Consertando o People Analytics

Não ouvir todos os clientes e falta de transparência pode ser fatal para o People Analytics

Navegando pelo LinkedIn, quase diariamente observo críticas aos serviços de People Analytics focados em recrutamento, principalmente Gupy e Kenoby. As reclamações são de candidatos frustrados com processos seletivos longos, cheios de testes e sem feedback algum sobre o resultado.

Nas últimas semanas, em face ao aumento dessas reclamações, vejo que as plataformas estão ficando mais ativas em responder às reclamações nas redes sociais, porém na maioria das vezes apontando os clientes como os responsáveis pelas informações, feedbacks e configurações da plataforma.

Em um estudo recente de Harvard + Accenture (leia aqui), vê-se que isso é um problema que afeta trabalhadores em diversos mercados, deixando muitas pessoas em um limbo que não existiria quando os processos seletivos não eram gerenciados por algoritmos e sim por pessoas.

Mas a tecnologia veio para ficar e ajudar recrutadores a processar centenas de aplicações da maneira mais eficiente, selecionando os melhores candidatos para as vagas. Porém acredito que exista uma maneira de realizar essa façanha e ainda dar aos candidatos e candidatas uma experiência muito melhor.

Não existe apenas um cliente

Acreditar que apenas o cliente que paga a sua fatura é o que importa talvez seja o principal erro. Em um projeto de produto ou serviço deve-se envolver todos os tipos de clientes, conhecer suas histórias, seus desafios e a partir daí construir soluções. Vejamos um exemplo:

“Como candidata, gostaria de saber quais os pontos fortes – ou fracos – que me ajudariam a conseguir a vaga” .

Um time de desenvolvimento traduziria isso em um indicador ou insights para a candidata ter ideia de suas chances. Inovador? Nem tanto! O próprio LinkedIn já fornece esse tipo de informação para assinantes premium, do tipo “Você está entre os 25% melhores”.

Transparência

Há regras nas contratações – traduzidas para os algoritmos – que não são explícitas, seja por intenção (design) ou não.

O contratante pode ter uma vaga na cidade do Rio de Janeiro e receber aplicações de pessoas de todo o Brasil. Ele pode não dizer explicitamente que não aceita candidaturas de outras regiões, porém o sistema pode dar preferência aos candidatos geograficamente mais próximos e deixar alguém disposto a se realocar ao Rio de Janeiro no final da fila.
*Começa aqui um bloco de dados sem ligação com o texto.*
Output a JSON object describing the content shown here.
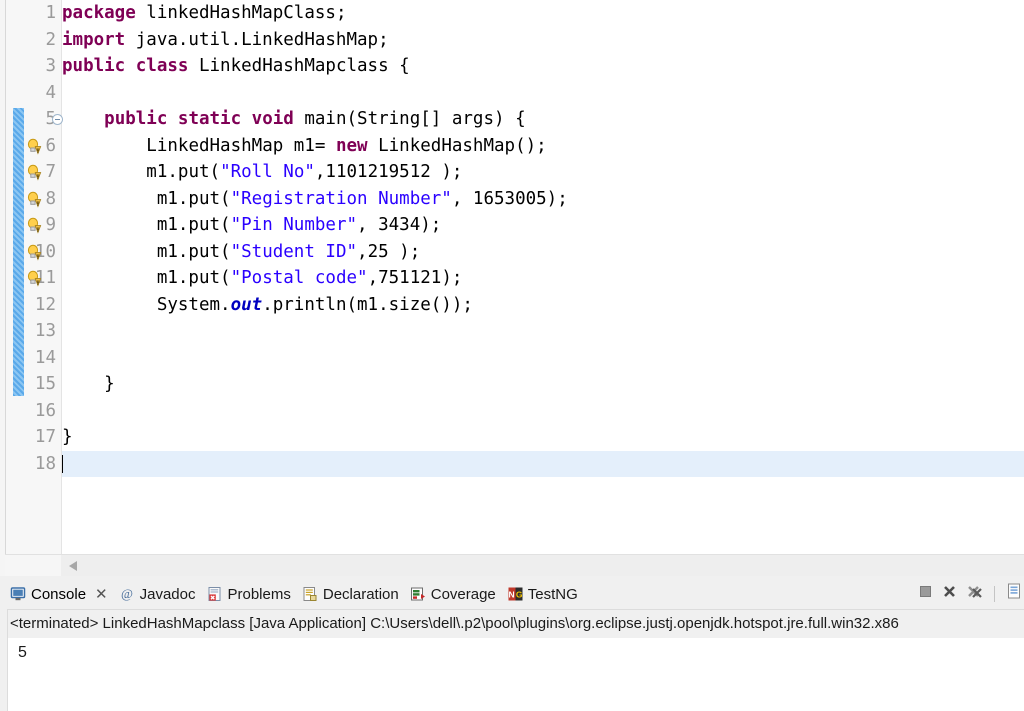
{
  "editor": {
    "language": "java",
    "cursor_line": 18,
    "lines": [
      {
        "no": 1,
        "indent": 0,
        "marker": null,
        "fold": false,
        "tokens": [
          {
            "t": "package",
            "c": "kw"
          },
          {
            "t": " linkedHashMapClass;",
            "c": "plain"
          }
        ]
      },
      {
        "no": 2,
        "indent": 0,
        "marker": null,
        "fold": false,
        "tokens": [
          {
            "t": "import",
            "c": "kw"
          },
          {
            "t": " java.util.LinkedHashMap;",
            "c": "plain"
          }
        ]
      },
      {
        "no": 3,
        "indent": 0,
        "marker": null,
        "fold": false,
        "tokens": [
          {
            "t": "public class",
            "c": "kw"
          },
          {
            "t": " LinkedHashMapclass {",
            "c": "plain"
          }
        ]
      },
      {
        "no": 4,
        "indent": 0,
        "marker": null,
        "fold": false,
        "tokens": []
      },
      {
        "no": 5,
        "indent": 0,
        "marker": null,
        "fold": true,
        "tokens": [
          {
            "t": "    ",
            "c": "plain"
          },
          {
            "t": "public static void",
            "c": "kw"
          },
          {
            "t": " main(String[] args) {",
            "c": "plain"
          }
        ]
      },
      {
        "no": 6,
        "indent": 0,
        "marker": "warning",
        "fold": false,
        "tokens": [
          {
            "t": "        ",
            "c": "plain"
          },
          {
            "t": "LinkedHashMap",
            "c": "plain",
            "sq": true
          },
          {
            "t": " m1= ",
            "c": "plain"
          },
          {
            "t": "new",
            "c": "kw"
          },
          {
            "t": " ",
            "c": "plain"
          },
          {
            "t": "LinkedHashMap",
            "c": "plain",
            "sq": true
          },
          {
            "t": "();",
            "c": "plain"
          }
        ]
      },
      {
        "no": 7,
        "indent": 0,
        "marker": "warning",
        "fold": false,
        "tokens": [
          {
            "t": "        ",
            "c": "plain"
          },
          {
            "t": "m1.put",
            "c": "plain",
            "sq": true
          },
          {
            "t": "(",
            "c": "plain"
          },
          {
            "t": "\"Roll No\"",
            "c": "str"
          },
          {
            "t": ",1101219512 );",
            "c": "plain"
          }
        ]
      },
      {
        "no": 8,
        "indent": 0,
        "marker": "warning",
        "fold": false,
        "tokens": [
          {
            "t": "         ",
            "c": "plain"
          },
          {
            "t": "m1.put",
            "c": "plain",
            "sq": true
          },
          {
            "t": "(",
            "c": "plain"
          },
          {
            "t": "\"Registration Number\"",
            "c": "str"
          },
          {
            "t": ", 1653005);",
            "c": "plain"
          }
        ]
      },
      {
        "no": 9,
        "indent": 0,
        "marker": "warning",
        "fold": false,
        "tokens": [
          {
            "t": "         ",
            "c": "plain"
          },
          {
            "t": "m1.put",
            "c": "plain",
            "sq": true
          },
          {
            "t": "(",
            "c": "plain"
          },
          {
            "t": "\"Pin Number\"",
            "c": "str"
          },
          {
            "t": ", 3434);",
            "c": "plain"
          }
        ]
      },
      {
        "no": 10,
        "indent": 0,
        "marker": "warning",
        "fold": false,
        "tokens": [
          {
            "t": "         ",
            "c": "plain"
          },
          {
            "t": "m1.put",
            "c": "plain",
            "sq": true
          },
          {
            "t": "(",
            "c": "plain"
          },
          {
            "t": "\"Student ID\"",
            "c": "str"
          },
          {
            "t": ",25 );",
            "c": "plain"
          }
        ]
      },
      {
        "no": 11,
        "indent": 0,
        "marker": "warning",
        "fold": false,
        "tokens": [
          {
            "t": "         ",
            "c": "plain"
          },
          {
            "t": "m1.put",
            "c": "plain",
            "sq": true
          },
          {
            "t": "(",
            "c": "plain"
          },
          {
            "t": "\"Postal code\"",
            "c": "str"
          },
          {
            "t": ",751121);",
            "c": "plain"
          }
        ]
      },
      {
        "no": 12,
        "indent": 0,
        "marker": null,
        "fold": false,
        "tokens": [
          {
            "t": "         System.",
            "c": "plain"
          },
          {
            "t": "out",
            "c": "fld"
          },
          {
            "t": ".println(m1.size());",
            "c": "plain"
          }
        ]
      },
      {
        "no": 13,
        "indent": 0,
        "marker": null,
        "fold": false,
        "tokens": []
      },
      {
        "no": 14,
        "indent": 0,
        "marker": null,
        "fold": false,
        "tokens": []
      },
      {
        "no": 15,
        "indent": 0,
        "marker": null,
        "fold": false,
        "tokens": [
          {
            "t": "    }",
            "c": "plain"
          }
        ]
      },
      {
        "no": 16,
        "indent": 0,
        "marker": null,
        "fold": false,
        "tokens": []
      },
      {
        "no": 17,
        "indent": 0,
        "marker": null,
        "fold": false,
        "tokens": [
          {
            "t": "}",
            "c": "plain"
          }
        ]
      },
      {
        "no": 18,
        "indent": 0,
        "marker": null,
        "fold": false,
        "current": true,
        "tokens": []
      }
    ]
  },
  "panel": {
    "tabs": [
      {
        "label": "Console",
        "icon": "console-icon",
        "active": true,
        "closable": true
      },
      {
        "label": "Javadoc",
        "icon": "javadoc-icon",
        "active": false,
        "closable": false
      },
      {
        "label": "Problems",
        "icon": "problems-icon",
        "active": false,
        "closable": false
      },
      {
        "label": "Declaration",
        "icon": "declaration-icon",
        "active": false,
        "closable": false
      },
      {
        "label": "Coverage",
        "icon": "coverage-icon",
        "active": false,
        "closable": false
      },
      {
        "label": "TestNG",
        "icon": "testng-icon",
        "active": false,
        "closable": false
      }
    ],
    "toolbar_icons": [
      "terminate-icon",
      "remove-launch-icon",
      "remove-all-terminated-icon",
      "open-console-icon"
    ],
    "terminated_line": "<terminated> LinkedHashMapclass [Java Application] C:\\Users\\dell\\.p2\\pool\\plugins\\org.eclipse.justj.openjdk.hotspot.jre.full.win32.x86",
    "console_output": "5"
  },
  "colors": {
    "keyword": "#7f0055",
    "string": "#2a00ff",
    "static_field": "#0000c0",
    "line_number": "#9a9a9a",
    "current_line_highlight": "#e4effb",
    "quick_diff_change": "#5aa9ea",
    "warning_squiggle": "#e8c33a",
    "panel_bg": "#f0f0f0"
  }
}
Um exemplo que mostra que a máquina simplesmente reflete o que aconteceria numa análise manual.

Algo menos explícito seria preterir uma candidata por ter ficado 2 anos fora do mercado. O sistema não perguntará o motivo para isso – uma gravidez? problemas de saúde? período de estudo ou sabático? – ele simplesmente empurrará para o final da fila.
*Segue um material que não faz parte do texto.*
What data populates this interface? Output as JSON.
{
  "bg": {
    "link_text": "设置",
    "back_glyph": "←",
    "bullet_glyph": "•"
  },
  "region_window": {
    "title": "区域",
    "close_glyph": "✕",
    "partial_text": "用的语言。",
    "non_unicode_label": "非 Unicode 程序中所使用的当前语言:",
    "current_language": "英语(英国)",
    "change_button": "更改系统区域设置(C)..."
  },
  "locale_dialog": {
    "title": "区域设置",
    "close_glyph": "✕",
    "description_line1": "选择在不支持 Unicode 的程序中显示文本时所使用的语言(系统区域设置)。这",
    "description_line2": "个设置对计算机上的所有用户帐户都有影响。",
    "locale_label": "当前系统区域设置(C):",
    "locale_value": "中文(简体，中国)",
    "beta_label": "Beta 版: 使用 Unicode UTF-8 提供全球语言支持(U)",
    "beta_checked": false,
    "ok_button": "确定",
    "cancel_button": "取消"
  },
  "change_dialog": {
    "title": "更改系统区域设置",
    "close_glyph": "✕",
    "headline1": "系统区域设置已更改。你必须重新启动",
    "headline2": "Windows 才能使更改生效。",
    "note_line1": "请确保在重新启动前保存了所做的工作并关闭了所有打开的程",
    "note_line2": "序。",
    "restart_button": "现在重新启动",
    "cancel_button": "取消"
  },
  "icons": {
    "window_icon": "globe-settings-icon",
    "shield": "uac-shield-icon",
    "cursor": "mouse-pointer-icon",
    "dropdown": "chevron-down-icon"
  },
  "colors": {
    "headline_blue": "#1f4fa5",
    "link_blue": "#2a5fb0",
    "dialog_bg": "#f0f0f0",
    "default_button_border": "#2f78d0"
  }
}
Essas regras não são transparentes para os candidatos mas são para os desenvolvedores de algoritmos e para os clientes. E qual o problema em dar transparência às regras?

O exemplo da SerasaExperian

Um exemplo interessante é o score de crédito da SerasaExperian. Além de mostrar qual seu score numa escala de 0-1000, ele mostra exatamente o que está levando seus números para cima ou para baixo. Insights do tipo “Você pagou 90% do seu último empréstimo e isso é bom para seu score” mostram o que você está fazendo certo ou não e que podem não ser óbvias para o usuário comum.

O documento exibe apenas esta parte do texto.